This dish is definitely on my list of things worth living for. Isaac Davis (Woody Allen’s character in his film Manhattan), makes his list including amongst other things Louis Armstrongs’ recording of “Potato Head Blues”, Swedish movies, Sentimental Education by Flaubert, the incredible pears by Cézanne and the Crabs at Sam Wo’s. These creamy tagliolini are highly quoted on a similar list of mine. The dish is Napoli originated and has conquered the tastebuds of Italy and the world. Like so many Italian dishes, it’s so simple, but as always it is the quality of the ingredients and the attentive cooking that rule the outcome. You can of course make this pasta dish with normal spaghetti, but fresh egg tagliolini are exalting in the most delicious way the creaminess of the clams and delivering the salty lightly spicy taste of the sauce.
500 g fresh egg tagliolini
800g clams (vongole)
3-4 tbsp dry white wine (can be ommitted)
1 garlic clove
small parsley bouquet
a piece of red pepper (depending on your spicy taste how big. I prefer just to feel a hint of spicy)
extra virgin olive oil as needed
salt to taste
1. Throw away broken or open clams. Wash the clams in salted water in a ceramic or clay bowl (ca. 35g for every liter) and let them lay in it for about 2 hours. The ideal is to reproduce the sea, so if you have the sea nearby, take some sea water home and wash the clams in a bowl with sea water. Cover the bowl with a lid and keep in a cool place. Change the water once or twice. There are those who put a spoon of flour into the water to £feed” the clams, that tend to open and thus clearing out possible sand residue. Put a sieve into the bowl, as the clams should not touch the bottom of the bowl.
2. After having cleaned the clams, dry of the water in the sieve and control them one by one beating each one lightly on a kitchen paper.
3. Heat some extra olive oil in a large pan and pour the clams in. Keep the lid on the pan. Usually they open in a couple of minutes, and when you see them all open, turn off the heat in order to avoid overcooking compromising the delicate shellfish. Make the clams cool down a bit and then control if any of them has remained open, and if so throw the open ones away.
4. Pass the broth through a thin cotton cloth or tight sieve to remove all possible sand left in clams.
5. Soften the pressed garlic and chopped red pepper in the oil on a pan and be careful not to burn it, it should only soften.
6. Bring to boil water for the tagliolini and when it boils, pour in just a little amount of coarse salt other wise you will risk to have a terribly salted dish, as the clams and broth already contain salt.

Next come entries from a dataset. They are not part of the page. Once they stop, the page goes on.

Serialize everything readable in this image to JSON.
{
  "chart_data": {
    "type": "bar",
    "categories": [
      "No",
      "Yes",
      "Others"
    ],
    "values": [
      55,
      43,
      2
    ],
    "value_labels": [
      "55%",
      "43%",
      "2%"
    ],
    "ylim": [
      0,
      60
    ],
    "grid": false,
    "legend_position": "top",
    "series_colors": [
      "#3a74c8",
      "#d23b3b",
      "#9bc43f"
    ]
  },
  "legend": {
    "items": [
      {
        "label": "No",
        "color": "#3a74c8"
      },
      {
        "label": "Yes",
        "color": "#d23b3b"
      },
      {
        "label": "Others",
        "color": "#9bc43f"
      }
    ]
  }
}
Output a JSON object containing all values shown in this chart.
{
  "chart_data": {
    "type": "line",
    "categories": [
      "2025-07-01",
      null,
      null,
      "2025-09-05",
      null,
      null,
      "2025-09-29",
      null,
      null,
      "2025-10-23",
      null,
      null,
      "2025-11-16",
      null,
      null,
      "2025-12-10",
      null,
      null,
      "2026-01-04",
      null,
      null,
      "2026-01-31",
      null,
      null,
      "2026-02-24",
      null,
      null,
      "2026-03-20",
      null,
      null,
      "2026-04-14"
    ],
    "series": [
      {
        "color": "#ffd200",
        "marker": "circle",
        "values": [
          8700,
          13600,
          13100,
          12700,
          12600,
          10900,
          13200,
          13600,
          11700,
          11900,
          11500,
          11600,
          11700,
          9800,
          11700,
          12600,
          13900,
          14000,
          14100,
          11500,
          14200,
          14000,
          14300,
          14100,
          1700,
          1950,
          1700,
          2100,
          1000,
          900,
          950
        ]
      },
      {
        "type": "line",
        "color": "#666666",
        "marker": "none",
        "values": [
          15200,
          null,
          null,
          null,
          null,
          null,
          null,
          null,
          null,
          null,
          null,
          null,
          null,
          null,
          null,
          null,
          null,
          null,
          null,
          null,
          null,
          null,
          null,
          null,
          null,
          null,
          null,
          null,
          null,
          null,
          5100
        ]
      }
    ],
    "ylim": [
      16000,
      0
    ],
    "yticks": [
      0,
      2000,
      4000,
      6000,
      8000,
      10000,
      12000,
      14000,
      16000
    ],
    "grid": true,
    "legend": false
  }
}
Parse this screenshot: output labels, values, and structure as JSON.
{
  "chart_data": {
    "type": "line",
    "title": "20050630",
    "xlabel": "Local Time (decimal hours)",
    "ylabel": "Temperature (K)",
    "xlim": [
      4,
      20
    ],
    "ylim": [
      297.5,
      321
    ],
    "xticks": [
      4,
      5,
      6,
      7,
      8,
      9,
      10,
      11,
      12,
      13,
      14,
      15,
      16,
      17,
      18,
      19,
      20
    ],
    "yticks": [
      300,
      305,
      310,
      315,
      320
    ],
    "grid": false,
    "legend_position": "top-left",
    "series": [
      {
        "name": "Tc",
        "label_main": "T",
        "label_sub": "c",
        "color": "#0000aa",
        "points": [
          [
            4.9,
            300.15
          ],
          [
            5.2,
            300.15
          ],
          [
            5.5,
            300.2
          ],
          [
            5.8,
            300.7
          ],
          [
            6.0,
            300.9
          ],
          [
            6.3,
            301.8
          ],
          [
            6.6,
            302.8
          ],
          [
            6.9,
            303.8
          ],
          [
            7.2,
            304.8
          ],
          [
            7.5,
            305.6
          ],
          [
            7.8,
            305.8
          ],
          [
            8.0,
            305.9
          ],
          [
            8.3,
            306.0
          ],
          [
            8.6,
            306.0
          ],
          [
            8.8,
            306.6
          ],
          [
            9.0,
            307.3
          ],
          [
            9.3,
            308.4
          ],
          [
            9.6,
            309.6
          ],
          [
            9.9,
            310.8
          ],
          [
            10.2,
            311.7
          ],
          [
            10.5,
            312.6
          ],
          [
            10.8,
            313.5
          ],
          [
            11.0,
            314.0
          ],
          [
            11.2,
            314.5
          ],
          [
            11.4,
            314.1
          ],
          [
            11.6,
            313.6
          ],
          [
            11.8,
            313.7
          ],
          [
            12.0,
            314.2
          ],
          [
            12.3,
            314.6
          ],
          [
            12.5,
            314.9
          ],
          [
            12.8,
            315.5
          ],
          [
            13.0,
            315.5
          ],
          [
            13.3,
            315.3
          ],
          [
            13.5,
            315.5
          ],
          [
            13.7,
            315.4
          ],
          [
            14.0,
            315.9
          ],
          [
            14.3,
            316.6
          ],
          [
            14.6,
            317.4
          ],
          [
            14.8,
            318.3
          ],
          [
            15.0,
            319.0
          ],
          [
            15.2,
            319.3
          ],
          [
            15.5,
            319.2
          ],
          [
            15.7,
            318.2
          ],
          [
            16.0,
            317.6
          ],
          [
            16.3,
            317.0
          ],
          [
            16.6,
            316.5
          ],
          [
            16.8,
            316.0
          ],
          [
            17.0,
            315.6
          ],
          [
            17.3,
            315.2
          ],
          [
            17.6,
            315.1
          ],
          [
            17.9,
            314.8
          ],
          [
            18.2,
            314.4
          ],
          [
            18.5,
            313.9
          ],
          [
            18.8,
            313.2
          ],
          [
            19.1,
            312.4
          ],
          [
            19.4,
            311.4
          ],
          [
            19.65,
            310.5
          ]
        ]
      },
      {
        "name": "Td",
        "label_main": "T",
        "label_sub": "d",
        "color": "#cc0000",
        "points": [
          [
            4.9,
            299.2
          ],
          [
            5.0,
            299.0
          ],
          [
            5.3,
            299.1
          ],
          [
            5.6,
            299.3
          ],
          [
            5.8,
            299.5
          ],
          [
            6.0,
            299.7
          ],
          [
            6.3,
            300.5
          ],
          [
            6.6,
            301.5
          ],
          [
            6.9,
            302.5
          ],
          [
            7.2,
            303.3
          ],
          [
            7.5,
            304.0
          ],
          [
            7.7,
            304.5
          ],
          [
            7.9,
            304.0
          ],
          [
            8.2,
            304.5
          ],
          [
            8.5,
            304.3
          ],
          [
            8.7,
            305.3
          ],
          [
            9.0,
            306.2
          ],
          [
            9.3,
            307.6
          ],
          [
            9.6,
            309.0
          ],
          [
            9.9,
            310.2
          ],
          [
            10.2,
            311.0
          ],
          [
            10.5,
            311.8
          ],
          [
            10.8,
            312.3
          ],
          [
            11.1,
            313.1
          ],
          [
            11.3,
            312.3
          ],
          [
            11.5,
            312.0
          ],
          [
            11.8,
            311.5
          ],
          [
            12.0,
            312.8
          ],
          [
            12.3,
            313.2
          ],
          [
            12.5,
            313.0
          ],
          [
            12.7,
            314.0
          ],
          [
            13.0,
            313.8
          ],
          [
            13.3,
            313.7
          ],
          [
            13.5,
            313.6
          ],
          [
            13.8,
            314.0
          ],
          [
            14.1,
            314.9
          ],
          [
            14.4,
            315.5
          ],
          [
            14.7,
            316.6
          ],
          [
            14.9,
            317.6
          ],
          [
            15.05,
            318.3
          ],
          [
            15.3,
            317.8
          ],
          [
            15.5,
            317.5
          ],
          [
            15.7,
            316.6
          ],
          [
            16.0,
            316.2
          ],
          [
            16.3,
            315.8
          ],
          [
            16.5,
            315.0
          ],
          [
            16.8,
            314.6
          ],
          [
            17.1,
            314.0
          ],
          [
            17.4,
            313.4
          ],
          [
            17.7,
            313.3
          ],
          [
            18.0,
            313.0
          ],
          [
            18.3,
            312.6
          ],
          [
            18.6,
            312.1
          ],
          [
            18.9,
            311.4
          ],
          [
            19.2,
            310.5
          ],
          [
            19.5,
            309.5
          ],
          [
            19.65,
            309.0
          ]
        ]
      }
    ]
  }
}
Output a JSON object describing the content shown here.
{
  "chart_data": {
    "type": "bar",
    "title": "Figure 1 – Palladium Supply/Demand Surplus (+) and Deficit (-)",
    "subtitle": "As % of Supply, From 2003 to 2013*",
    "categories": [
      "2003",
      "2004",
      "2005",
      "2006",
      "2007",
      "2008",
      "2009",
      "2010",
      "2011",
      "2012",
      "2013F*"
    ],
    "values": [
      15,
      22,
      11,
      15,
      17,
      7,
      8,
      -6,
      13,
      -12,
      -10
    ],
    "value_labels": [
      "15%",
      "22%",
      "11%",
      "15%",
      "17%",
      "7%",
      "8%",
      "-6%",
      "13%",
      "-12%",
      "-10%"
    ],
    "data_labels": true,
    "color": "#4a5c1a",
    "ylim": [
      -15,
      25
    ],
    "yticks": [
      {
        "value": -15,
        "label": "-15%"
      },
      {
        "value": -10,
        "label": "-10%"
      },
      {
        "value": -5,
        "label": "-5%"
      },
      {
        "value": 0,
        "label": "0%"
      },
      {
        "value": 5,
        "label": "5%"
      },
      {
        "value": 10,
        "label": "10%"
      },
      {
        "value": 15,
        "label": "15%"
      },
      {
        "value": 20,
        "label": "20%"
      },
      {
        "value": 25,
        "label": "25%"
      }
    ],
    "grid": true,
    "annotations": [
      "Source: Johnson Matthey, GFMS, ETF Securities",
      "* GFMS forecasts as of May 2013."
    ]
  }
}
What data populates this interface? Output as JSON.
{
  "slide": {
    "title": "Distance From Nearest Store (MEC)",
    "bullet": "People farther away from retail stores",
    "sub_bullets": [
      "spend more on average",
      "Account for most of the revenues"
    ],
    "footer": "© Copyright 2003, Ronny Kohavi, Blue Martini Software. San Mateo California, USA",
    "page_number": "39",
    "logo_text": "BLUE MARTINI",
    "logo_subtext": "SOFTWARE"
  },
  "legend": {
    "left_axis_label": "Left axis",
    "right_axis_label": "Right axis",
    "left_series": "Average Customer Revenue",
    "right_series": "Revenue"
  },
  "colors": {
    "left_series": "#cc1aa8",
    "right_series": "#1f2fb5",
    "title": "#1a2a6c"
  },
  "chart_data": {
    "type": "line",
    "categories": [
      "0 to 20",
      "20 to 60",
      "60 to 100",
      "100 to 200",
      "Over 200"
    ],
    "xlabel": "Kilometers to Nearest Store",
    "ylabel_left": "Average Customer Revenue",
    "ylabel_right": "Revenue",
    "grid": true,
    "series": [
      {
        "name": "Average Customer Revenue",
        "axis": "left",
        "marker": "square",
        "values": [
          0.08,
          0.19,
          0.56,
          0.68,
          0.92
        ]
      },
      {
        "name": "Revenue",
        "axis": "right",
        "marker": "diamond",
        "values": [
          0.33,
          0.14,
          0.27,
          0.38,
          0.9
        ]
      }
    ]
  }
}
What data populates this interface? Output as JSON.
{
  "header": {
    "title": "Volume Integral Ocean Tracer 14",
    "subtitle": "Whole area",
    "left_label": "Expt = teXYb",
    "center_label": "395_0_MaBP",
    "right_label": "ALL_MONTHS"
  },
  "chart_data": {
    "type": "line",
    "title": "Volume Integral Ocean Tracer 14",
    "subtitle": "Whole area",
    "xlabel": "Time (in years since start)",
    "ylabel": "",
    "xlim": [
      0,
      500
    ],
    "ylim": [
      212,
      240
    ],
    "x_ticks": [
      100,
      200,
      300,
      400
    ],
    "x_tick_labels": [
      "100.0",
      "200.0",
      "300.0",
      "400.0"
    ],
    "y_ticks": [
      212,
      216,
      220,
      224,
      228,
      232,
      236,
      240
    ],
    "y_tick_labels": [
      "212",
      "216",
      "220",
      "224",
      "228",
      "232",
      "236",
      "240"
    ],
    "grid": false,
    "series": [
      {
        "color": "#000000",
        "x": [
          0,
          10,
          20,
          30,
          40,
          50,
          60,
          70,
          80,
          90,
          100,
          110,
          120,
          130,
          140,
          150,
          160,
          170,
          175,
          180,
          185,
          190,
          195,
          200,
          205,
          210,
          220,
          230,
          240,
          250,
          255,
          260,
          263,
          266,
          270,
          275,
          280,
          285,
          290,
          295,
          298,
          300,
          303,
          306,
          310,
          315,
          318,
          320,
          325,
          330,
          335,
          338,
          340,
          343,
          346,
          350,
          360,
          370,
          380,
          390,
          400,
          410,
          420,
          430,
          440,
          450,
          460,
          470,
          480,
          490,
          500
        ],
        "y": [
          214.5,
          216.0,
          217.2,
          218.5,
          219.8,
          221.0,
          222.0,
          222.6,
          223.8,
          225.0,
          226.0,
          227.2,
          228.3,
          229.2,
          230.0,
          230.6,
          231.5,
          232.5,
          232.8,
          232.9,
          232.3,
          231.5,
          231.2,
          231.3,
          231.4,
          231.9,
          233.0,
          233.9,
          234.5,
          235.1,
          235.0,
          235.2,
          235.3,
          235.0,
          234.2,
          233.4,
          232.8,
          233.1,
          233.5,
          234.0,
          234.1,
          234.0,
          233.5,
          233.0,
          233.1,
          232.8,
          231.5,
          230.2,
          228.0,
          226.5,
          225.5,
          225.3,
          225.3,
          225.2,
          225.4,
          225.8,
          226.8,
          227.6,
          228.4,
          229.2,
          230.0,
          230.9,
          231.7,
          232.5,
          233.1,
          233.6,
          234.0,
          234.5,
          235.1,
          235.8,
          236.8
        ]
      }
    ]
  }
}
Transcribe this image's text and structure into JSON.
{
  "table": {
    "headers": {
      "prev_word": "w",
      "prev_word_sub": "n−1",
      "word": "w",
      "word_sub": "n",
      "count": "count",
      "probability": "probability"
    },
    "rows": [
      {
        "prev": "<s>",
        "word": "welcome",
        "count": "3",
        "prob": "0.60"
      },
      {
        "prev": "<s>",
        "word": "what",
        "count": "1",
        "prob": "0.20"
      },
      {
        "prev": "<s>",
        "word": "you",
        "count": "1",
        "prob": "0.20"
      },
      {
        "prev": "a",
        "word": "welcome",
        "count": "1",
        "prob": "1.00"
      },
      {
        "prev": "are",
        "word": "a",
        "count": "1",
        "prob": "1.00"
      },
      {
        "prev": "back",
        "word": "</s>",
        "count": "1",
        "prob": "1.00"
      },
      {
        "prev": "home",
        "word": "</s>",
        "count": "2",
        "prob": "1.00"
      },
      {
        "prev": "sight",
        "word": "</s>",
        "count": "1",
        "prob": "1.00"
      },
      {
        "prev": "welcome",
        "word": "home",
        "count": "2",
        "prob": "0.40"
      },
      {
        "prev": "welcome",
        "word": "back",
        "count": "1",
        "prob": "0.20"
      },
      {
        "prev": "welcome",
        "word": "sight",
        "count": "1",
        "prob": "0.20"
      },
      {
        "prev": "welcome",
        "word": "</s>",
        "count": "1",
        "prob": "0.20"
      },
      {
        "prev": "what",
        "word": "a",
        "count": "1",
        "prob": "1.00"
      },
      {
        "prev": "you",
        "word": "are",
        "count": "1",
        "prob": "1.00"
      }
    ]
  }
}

Pour the tagliolini in the boiling water and boil for a couple of minutes. Pull them out when they’re still very “al dente” and sieve them.
7. Pour the broth in into pan with the garlic and red pepper and also the clams and distribute chopped parsley over the pan. Let the sauce thicken a bit and pour in the wine if you like and let it evaporate and then pass the tagliolini quickly in the sauce. In that way it will absorb well the sauce and become very tasty. Serve on hot plates.